Book Review: "Pageboy"


There has been a lot on my plate recently, and it was time to focus and regain my attention span.  This book was a perfect way to do it.  I devoured it in two days.

This is the story of trans actor Elliot Page, who starred as Ellen Page in "Juno," one of my favorite movies.

This is a story about a journey-- a long and difficult one.  Parts are not easy to read.  Other parts are rather adult and graphic.

This is an important book, and I'm glad I read it.

Tuesday, July 4, 2023

Independence Day


Picnics and parties are important.  You can never spend enough time with family and friends.

But the holiday is more than that.

Celebrate independence!

And, please do it safely.

We'll talk tomorrow.

Monday, July 3, 2023

Monday Scrapple


I love watching old newscasts on You Tube, and I wish I was one per cent as talented as Brinkley, Chancellor, Cronkite, and Jennings.

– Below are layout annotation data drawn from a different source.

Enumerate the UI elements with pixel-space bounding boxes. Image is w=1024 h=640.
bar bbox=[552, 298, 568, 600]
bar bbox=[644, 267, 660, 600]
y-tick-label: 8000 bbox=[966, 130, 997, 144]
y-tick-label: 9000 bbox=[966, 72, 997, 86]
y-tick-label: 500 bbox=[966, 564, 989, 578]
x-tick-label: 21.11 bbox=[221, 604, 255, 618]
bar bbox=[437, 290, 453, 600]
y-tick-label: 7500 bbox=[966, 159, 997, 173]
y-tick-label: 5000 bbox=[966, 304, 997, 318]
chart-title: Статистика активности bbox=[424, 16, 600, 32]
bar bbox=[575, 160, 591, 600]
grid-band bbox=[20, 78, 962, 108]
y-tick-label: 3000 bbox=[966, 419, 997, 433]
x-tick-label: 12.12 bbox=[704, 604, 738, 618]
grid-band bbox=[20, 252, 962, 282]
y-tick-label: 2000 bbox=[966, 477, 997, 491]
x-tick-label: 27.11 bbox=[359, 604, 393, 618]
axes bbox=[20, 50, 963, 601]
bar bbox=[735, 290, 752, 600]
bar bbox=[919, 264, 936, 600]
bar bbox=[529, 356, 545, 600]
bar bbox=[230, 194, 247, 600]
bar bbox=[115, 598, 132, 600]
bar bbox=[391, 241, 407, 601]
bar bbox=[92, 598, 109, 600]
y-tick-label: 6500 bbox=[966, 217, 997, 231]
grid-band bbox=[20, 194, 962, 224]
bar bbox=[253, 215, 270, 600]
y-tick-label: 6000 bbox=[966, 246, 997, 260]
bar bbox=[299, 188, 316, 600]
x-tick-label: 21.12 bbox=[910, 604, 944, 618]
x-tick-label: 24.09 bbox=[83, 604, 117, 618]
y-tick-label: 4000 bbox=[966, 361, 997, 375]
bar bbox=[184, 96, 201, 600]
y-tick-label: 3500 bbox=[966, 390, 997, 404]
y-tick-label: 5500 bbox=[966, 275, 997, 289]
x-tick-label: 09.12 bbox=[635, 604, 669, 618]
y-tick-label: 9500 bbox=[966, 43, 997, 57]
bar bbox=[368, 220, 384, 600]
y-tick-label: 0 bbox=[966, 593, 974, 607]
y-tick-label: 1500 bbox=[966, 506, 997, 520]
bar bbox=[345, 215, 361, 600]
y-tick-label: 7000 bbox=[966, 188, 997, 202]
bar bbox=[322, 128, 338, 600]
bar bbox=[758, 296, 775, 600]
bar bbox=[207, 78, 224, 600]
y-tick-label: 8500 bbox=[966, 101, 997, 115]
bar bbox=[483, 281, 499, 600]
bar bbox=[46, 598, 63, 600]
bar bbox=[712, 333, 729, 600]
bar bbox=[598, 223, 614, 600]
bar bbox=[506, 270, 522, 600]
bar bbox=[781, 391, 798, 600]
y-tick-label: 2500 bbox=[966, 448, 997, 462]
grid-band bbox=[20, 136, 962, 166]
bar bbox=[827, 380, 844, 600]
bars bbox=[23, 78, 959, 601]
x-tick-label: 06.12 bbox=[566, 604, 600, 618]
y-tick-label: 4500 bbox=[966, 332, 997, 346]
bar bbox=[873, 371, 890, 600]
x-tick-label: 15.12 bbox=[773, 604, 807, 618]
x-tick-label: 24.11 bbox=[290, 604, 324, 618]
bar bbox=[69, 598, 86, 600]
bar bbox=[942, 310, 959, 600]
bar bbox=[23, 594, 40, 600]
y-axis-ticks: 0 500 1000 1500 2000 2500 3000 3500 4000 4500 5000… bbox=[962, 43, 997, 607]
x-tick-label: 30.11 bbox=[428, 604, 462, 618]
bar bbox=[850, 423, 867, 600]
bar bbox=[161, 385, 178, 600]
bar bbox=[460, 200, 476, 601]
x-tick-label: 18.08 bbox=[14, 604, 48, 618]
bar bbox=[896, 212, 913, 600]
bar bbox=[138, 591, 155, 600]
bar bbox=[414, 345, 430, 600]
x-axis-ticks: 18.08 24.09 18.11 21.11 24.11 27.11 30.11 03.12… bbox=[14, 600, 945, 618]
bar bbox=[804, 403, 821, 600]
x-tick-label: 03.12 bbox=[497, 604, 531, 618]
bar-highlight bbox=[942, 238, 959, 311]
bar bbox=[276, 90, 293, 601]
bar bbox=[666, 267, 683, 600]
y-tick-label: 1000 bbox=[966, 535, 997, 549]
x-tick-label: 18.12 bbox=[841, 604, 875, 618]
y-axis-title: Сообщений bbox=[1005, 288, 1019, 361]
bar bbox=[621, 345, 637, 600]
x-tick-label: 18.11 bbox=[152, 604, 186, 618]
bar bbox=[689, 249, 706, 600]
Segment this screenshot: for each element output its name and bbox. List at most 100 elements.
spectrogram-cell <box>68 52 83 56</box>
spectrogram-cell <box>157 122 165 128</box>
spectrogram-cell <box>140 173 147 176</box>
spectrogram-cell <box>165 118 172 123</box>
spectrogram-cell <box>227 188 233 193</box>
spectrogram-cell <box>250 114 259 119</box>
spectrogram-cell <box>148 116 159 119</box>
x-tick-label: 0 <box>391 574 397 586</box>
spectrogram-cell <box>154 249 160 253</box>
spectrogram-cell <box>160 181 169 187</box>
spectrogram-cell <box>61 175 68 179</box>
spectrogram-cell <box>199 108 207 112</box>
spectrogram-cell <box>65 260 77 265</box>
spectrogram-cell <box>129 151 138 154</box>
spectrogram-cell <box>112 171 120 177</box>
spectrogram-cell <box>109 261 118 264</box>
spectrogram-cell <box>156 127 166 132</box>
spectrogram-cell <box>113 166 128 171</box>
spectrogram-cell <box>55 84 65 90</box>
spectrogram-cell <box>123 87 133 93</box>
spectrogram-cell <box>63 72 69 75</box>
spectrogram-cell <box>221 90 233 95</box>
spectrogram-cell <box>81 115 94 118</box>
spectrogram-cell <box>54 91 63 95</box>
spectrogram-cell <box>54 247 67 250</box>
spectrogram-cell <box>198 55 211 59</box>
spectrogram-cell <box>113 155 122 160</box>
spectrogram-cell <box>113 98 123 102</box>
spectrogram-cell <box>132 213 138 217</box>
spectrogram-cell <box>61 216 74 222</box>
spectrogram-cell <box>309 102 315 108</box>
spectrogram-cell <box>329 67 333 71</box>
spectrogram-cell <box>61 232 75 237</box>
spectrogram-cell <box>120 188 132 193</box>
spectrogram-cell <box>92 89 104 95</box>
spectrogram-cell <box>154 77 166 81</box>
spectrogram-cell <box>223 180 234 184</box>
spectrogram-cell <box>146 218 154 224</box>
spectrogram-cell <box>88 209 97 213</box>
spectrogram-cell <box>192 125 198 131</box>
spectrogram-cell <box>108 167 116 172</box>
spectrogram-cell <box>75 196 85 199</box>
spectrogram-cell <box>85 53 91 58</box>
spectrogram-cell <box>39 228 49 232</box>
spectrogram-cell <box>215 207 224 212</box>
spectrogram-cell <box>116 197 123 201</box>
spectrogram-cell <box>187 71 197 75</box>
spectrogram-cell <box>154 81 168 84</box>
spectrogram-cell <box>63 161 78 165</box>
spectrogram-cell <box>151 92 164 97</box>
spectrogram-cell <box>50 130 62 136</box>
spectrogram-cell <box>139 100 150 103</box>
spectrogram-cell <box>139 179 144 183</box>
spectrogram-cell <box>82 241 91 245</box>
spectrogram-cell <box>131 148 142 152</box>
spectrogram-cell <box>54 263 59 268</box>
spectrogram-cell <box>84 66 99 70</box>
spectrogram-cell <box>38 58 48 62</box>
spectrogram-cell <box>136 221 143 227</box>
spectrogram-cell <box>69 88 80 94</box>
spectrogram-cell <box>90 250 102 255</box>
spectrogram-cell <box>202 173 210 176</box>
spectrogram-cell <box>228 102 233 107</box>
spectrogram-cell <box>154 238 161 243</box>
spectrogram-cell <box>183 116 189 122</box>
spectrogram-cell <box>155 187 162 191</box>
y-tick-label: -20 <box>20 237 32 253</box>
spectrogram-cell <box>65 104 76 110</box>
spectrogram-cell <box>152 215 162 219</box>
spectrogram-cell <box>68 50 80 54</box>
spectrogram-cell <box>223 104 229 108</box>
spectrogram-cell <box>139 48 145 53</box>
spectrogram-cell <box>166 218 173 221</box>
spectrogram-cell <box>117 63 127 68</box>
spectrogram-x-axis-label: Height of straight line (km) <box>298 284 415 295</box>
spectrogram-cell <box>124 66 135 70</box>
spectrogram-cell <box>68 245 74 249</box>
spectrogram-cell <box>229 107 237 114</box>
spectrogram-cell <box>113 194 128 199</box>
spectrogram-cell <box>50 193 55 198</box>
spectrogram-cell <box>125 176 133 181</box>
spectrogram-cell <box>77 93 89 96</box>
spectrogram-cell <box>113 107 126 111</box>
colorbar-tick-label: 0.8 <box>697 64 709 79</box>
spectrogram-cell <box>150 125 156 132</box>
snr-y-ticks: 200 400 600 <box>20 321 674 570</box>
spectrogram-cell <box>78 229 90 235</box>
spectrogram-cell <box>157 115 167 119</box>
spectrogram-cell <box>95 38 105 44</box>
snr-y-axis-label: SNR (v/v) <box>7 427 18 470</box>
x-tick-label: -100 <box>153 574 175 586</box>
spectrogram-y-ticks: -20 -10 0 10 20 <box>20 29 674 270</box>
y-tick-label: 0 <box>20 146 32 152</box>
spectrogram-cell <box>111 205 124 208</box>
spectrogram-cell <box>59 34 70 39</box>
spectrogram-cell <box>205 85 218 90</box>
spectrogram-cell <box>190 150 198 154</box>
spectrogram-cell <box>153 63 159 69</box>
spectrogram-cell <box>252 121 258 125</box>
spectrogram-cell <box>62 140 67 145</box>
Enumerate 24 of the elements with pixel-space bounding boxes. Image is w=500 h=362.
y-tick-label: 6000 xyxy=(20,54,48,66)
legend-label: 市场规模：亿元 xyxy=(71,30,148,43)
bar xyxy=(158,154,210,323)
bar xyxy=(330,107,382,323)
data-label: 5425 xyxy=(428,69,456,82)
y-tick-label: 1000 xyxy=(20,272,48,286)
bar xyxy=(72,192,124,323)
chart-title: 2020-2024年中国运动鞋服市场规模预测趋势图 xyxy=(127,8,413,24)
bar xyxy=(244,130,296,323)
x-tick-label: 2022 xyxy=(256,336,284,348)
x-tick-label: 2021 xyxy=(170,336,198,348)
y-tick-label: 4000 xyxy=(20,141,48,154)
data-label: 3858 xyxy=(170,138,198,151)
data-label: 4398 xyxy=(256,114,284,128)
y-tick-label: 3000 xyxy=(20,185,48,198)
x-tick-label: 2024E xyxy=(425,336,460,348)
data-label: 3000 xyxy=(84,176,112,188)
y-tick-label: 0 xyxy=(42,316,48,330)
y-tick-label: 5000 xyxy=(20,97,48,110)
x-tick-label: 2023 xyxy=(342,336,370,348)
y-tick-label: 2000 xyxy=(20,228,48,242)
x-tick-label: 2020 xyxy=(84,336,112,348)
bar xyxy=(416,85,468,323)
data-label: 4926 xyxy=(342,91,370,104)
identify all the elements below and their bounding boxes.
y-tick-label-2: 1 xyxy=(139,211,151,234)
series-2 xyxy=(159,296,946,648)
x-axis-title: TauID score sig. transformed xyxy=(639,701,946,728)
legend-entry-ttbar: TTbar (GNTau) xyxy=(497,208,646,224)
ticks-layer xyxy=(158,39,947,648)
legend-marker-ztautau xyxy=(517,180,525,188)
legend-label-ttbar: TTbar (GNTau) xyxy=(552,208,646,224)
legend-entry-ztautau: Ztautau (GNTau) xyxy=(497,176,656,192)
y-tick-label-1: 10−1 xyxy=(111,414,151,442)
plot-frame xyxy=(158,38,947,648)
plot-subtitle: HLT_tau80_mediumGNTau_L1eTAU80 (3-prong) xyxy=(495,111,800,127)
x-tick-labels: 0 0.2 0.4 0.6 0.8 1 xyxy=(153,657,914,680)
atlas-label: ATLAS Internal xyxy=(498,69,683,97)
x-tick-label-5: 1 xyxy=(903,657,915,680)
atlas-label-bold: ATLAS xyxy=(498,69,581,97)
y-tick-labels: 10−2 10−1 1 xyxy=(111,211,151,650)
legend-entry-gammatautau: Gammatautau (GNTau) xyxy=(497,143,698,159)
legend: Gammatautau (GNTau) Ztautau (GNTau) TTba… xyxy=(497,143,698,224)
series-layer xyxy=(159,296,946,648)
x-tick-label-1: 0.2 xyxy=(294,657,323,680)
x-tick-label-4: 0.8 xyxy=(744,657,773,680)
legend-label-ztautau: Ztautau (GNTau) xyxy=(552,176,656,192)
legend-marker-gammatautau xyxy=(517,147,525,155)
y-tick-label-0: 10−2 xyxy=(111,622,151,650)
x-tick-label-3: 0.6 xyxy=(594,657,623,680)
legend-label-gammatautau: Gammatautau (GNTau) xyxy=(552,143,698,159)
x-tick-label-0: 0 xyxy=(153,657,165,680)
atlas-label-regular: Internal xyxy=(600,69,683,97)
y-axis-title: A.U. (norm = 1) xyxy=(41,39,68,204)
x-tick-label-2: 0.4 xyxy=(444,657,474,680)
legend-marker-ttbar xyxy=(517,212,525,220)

Why do we continue to praise public officials for spending our money?

Several awful roads in our area have been repaved.  We've only just begun.

For third shift people, this is perhaps the worst week of the year.  Too much light, too much heat, too much noise.

Geraldo Rivera left FOX News after 23 years.  Say what you want about the guy, he always produced compelling television.

I had to deal with my cable company last week.  In person?  Great.  Phone?  Hideous.

Happiness is a quality stapler.

Fine ballpoints have always been my favorites.  Rollerballs have caught up.

Some supermarkets in our area have become a nightmare.  Bad layouts.  Bad traffic flow.  they try to fit too much in to limited spaces.

I don't watch "Wheel of Fortune."  The choice of a new host inspires nothing but indifference.  but, Ryan Seacrest?   The guy's "talent" is a mile wide but an inch deep.

Actor Alan Arkin passed last week.  89.  I loved "The Slums of Beverly Hills."

I must have passed a dozen fireworks law violations on the way to work Saturday night.  How are those new laws working out?

ESPN laid off a bunch of people last week.  Suzy Kolber's dismissal defies analysis.  I guess she was simply making too much money for the folks at Disney to stomach.

Sunday, July 2, 2023

Andy's Angles: All American


Independence Day is approaching.  Because the 4th of July falls on a Tuesday, I suspect most people are taking a four day weekend, if not longer.  I salute you!

To celebrate the long weekend, what is more American than a steam engine?

This shiny beauty is part of the Steamtown collection in Scranton-- a photograph in the roundhouse,  from a sunny, late spring morning.

Saturday, July 1, 2023

About the Cover: On the Beach


It is an expedition in serendipity when it comes to this month's blog header.

Another scene was in my mind, but when I loaded these shots in to the computer, I called an audible.

My goal was "summer."

Palmyra Beach at Lake Wallenpaupack was, thankfully, empty when I showed up one  early morning.  It wasn't quite "golden hour," but the sun was at an appealing angle.

I'll share my intended blog header in the weeks to come.